Check exposure to the AMT: Just remember to check your exposure to the alternative minimum tax and the 3.8% net investment income tax when deciding in which year to pay these tax bills. Why? Certain itemized deductions – such as taxes – are disallowed under the AMT rules, but can help reduce exposure to the net investment income tax.

  • What if you’re not planning to itemize? Taking a look at your deductions is still a useful exercise. One reason: The standard deduction is also disallowed under AMT rules, and you may benefit by itemizing even when your total itemized deductions are under the threshold.
  • The standard deduction for 2014 is $12,400 when you’re married filing jointly and $6,200 when you’re single.

Monitor adjusted gross income: Another tax planning strategy is to reduce adjusted gross income (AGI). One way to do this on your personal tax return is to maximize above-the-line deductions. These are expenses you can claim even if you don’t itemize. Above-the-line tax savers include such items as retirement plan contributions, student loan interest deduction, and the health savings account deduction.

Consider shifting income: A planning strategy to help reduce taxes on your personal returns is shifting income among family members.

  • An income-shifting technique is to make gifts of income-producing property to family members in lower tax brackets. (Be aware of the “kiddie tax.”) Though you can’t take a tax deduction for gifts, future income is taxed to the recipient, and may mitigate your exposure to the 3.8% net investment income tax.
  • Gifts of up to $14,000 per person ($28,000 when you’re married) made before year-end incur no income, gift, estate, or generation-skipping taxes.

Year-end Tax Planning for Businesses

The end of another year is fast approaching, and it’s once again time to take steps to reduce taxes on your business returns.  We know this can be a difficult process so we have put together some information below to help.Foreign-Property-Owners-Top-Tax-Tips

Set up a retirement plan. When you have a business, contributions to a self-employed retirement plan also reduce AGI above-the-line. Depending on the plan you choose, you can set up the paperwork before year-end and make contributions by the due date of your 2014 tax return.

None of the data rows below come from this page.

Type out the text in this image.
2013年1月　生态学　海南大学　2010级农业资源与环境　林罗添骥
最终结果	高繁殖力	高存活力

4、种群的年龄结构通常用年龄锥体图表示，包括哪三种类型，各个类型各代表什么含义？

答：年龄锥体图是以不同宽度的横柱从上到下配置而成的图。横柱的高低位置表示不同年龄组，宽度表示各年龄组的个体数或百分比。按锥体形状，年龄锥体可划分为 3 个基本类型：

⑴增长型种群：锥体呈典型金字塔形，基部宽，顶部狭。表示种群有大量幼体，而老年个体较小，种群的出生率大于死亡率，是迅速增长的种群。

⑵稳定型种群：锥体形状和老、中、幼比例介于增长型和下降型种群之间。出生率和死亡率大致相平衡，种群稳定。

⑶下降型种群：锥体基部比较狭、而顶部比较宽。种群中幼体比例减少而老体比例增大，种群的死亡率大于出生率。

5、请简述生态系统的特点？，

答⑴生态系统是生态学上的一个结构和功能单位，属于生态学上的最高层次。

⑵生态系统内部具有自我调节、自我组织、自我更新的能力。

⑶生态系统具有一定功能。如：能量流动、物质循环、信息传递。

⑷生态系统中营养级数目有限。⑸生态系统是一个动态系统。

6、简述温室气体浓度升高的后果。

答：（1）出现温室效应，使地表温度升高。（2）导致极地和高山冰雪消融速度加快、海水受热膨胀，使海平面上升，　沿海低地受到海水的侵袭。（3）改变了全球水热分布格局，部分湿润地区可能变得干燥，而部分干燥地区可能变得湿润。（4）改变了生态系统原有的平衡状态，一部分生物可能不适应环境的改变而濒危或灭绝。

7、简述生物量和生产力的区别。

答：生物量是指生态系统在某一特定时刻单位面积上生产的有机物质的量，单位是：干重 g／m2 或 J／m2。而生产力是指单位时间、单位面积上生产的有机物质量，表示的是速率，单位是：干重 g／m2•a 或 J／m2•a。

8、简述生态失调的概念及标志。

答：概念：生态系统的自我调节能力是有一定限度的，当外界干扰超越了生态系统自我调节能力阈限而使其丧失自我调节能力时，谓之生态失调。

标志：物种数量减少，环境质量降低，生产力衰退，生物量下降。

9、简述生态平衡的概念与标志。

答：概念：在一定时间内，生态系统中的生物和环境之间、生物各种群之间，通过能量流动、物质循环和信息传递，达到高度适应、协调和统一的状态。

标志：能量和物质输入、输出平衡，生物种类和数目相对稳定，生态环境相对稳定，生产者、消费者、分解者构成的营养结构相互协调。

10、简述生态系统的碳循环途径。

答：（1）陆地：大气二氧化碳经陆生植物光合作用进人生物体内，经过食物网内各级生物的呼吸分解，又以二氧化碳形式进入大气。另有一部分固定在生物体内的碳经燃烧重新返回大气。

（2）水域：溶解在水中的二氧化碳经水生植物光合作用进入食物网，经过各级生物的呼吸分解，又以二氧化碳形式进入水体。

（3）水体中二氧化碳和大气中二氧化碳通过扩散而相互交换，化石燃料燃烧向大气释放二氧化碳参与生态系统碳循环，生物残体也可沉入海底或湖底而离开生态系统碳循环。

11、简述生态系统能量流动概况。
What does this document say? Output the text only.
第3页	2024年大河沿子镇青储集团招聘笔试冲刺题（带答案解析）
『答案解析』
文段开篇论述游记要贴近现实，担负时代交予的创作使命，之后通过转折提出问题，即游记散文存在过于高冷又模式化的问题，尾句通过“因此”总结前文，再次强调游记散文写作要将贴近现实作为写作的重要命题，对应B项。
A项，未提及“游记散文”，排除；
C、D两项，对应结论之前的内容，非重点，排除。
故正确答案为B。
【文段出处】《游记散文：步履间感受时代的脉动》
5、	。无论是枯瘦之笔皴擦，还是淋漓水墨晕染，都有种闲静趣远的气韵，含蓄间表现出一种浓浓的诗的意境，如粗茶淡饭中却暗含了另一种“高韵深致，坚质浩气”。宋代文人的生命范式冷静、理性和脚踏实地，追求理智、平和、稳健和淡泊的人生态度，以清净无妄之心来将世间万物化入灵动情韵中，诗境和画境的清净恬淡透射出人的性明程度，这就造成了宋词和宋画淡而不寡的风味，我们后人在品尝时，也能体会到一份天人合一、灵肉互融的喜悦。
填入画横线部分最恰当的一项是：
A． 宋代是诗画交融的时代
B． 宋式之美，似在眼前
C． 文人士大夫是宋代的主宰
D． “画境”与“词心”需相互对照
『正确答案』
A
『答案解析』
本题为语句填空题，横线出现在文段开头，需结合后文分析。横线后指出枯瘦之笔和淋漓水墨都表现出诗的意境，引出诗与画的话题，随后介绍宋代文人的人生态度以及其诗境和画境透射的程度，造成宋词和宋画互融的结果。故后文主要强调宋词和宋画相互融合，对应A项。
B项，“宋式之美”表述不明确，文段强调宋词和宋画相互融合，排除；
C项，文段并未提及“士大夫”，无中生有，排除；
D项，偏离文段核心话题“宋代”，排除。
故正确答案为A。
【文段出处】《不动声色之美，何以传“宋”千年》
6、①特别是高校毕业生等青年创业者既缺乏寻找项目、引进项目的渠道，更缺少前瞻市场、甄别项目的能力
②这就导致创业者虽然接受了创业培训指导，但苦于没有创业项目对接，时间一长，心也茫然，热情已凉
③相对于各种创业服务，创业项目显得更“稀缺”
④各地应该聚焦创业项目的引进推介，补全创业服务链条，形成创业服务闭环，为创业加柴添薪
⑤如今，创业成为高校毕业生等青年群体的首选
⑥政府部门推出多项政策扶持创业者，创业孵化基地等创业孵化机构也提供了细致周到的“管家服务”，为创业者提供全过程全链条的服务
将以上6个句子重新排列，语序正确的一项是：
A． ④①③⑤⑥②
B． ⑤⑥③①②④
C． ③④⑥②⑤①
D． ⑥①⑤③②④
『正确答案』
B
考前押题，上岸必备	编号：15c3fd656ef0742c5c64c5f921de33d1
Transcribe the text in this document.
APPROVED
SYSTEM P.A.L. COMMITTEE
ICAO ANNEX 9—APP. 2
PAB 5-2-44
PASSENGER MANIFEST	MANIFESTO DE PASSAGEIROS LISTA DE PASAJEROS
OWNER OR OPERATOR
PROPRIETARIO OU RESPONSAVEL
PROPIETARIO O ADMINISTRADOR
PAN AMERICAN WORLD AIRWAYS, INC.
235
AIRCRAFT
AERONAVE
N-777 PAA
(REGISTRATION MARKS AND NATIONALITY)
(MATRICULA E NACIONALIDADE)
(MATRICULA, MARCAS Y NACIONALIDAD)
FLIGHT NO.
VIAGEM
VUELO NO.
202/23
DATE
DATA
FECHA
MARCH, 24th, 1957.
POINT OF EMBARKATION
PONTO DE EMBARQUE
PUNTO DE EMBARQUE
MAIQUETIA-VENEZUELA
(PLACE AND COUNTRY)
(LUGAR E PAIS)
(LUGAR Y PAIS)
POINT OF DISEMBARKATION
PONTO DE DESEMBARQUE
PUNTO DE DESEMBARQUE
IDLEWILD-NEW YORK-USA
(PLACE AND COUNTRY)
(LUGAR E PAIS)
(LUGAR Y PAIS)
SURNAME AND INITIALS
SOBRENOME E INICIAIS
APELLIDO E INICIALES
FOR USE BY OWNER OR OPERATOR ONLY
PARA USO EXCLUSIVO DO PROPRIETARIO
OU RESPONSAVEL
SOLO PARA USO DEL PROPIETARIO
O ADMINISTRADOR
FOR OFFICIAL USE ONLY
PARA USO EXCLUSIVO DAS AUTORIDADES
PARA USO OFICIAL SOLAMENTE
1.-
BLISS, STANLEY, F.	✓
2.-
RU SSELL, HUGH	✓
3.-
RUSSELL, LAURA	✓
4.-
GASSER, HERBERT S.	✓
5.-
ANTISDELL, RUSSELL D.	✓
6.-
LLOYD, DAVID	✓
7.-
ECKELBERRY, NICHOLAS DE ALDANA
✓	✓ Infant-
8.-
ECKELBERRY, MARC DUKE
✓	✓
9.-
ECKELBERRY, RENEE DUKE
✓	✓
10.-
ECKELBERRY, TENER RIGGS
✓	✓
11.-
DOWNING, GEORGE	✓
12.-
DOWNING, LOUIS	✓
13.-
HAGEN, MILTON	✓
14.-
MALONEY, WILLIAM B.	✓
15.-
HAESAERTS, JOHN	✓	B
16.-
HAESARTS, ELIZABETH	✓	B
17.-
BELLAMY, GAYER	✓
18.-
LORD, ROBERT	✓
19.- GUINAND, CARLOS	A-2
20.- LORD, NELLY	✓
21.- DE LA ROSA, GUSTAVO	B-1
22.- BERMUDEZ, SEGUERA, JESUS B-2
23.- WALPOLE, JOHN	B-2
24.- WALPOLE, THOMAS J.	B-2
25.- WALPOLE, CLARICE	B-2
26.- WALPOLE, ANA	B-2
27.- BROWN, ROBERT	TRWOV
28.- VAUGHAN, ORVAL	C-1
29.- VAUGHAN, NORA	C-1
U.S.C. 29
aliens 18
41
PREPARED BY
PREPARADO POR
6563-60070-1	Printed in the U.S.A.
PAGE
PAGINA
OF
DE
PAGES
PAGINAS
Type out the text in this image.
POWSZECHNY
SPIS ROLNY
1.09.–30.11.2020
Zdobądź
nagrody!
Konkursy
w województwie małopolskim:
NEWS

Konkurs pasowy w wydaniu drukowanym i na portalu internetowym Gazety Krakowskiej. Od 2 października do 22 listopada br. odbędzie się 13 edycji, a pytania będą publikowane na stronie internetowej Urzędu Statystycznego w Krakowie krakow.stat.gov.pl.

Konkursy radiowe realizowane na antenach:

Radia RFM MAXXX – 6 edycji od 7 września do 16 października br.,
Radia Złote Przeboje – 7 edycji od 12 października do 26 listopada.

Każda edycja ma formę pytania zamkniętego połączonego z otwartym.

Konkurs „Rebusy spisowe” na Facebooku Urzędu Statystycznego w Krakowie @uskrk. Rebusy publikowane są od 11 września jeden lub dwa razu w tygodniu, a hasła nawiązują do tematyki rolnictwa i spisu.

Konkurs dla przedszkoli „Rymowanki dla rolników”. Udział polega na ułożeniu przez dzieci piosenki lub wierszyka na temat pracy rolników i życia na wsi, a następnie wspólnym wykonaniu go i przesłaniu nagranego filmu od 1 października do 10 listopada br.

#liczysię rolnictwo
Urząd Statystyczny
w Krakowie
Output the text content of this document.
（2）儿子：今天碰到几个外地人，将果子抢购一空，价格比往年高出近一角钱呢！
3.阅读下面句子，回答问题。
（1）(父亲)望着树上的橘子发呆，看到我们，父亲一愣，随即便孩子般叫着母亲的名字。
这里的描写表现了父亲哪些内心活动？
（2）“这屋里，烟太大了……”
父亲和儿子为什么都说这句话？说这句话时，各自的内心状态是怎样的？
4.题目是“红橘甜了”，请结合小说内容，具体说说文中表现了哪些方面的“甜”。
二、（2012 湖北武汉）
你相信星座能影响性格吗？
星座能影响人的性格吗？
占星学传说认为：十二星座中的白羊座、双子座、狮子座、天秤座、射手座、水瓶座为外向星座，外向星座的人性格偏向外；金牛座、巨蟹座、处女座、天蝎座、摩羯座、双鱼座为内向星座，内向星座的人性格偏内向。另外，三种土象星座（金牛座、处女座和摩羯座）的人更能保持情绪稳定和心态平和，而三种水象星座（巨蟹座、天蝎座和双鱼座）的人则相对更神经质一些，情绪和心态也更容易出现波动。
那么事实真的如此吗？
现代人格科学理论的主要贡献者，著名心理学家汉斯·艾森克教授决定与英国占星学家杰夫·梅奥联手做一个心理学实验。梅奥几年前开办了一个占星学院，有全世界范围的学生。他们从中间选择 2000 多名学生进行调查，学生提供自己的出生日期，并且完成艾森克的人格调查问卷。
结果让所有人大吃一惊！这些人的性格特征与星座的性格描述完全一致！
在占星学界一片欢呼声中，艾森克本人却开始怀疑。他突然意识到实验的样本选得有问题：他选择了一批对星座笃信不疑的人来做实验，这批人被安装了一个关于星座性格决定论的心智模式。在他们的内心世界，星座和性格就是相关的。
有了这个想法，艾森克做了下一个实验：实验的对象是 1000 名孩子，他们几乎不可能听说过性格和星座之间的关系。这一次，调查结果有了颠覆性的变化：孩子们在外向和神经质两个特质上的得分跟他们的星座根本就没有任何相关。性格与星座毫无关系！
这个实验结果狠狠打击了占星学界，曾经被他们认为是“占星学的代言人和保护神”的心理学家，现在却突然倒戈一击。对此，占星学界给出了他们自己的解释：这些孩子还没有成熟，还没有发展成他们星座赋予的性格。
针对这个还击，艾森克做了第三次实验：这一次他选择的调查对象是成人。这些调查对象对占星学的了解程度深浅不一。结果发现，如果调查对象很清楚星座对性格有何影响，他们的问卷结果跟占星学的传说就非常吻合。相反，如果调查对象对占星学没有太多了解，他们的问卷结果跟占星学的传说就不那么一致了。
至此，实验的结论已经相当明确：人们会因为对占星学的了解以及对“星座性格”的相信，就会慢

  • For instance, say you’re the sole owner of your business. Establishing a 401(k) gives you the opportunity to set aside as much as $17,500 in salary deferral (plus an extra $5,500 if you’re over age 50). In addition, you can put up to 20% of your business profit into your plan.

Manage asset policies. Another tax-saving suggestion for your business is to review your asset management policies. Depreciation is probably the first thing you think of when you consider tax benefits for business assets. And you probably already know bonus depreciation expired at the end of 2013 and the Section 179 expensing deduction was reduced to $25,000 for 2014. (Be aware that Congress may reinstate the larger deductions.)

  • While accelerated depreciation tax rules affect your current year deduction, remember that changes to these rules have no impact on the total amount you can deduct over the life of an asset. In addition, you still have tax planning opportunities.
  • One such opportunity is to take advantage of the new repair and capitalization regulations. These rules, which generally take effect this year, provide safe-harbor thresholds for writing off the cost of certain business supplies, repairs, and maintenance. What you need to do before year-end: Create and implement a written policy to comply with the rules.
  • Another potential tax saver involving business assets: Examine the tax benefits of leasing business equipment instead of buying. Depending on the type of lease, you may be able to deduct payments in full as you make them. What’s the downside? Generally you’ll forfeit depreciation deductions. Run an analysis to determine which option will work best for you.

Consider shifting income. A planning strategy to help reduce taxes on your business returns is shifting income among family members. For your business, the strategy could mean hiring family members and paying a reasonable – and deductible – salary for work actually performed. You may be able to provide tax-deductible fringe benefits as well as save on payroll tax expense.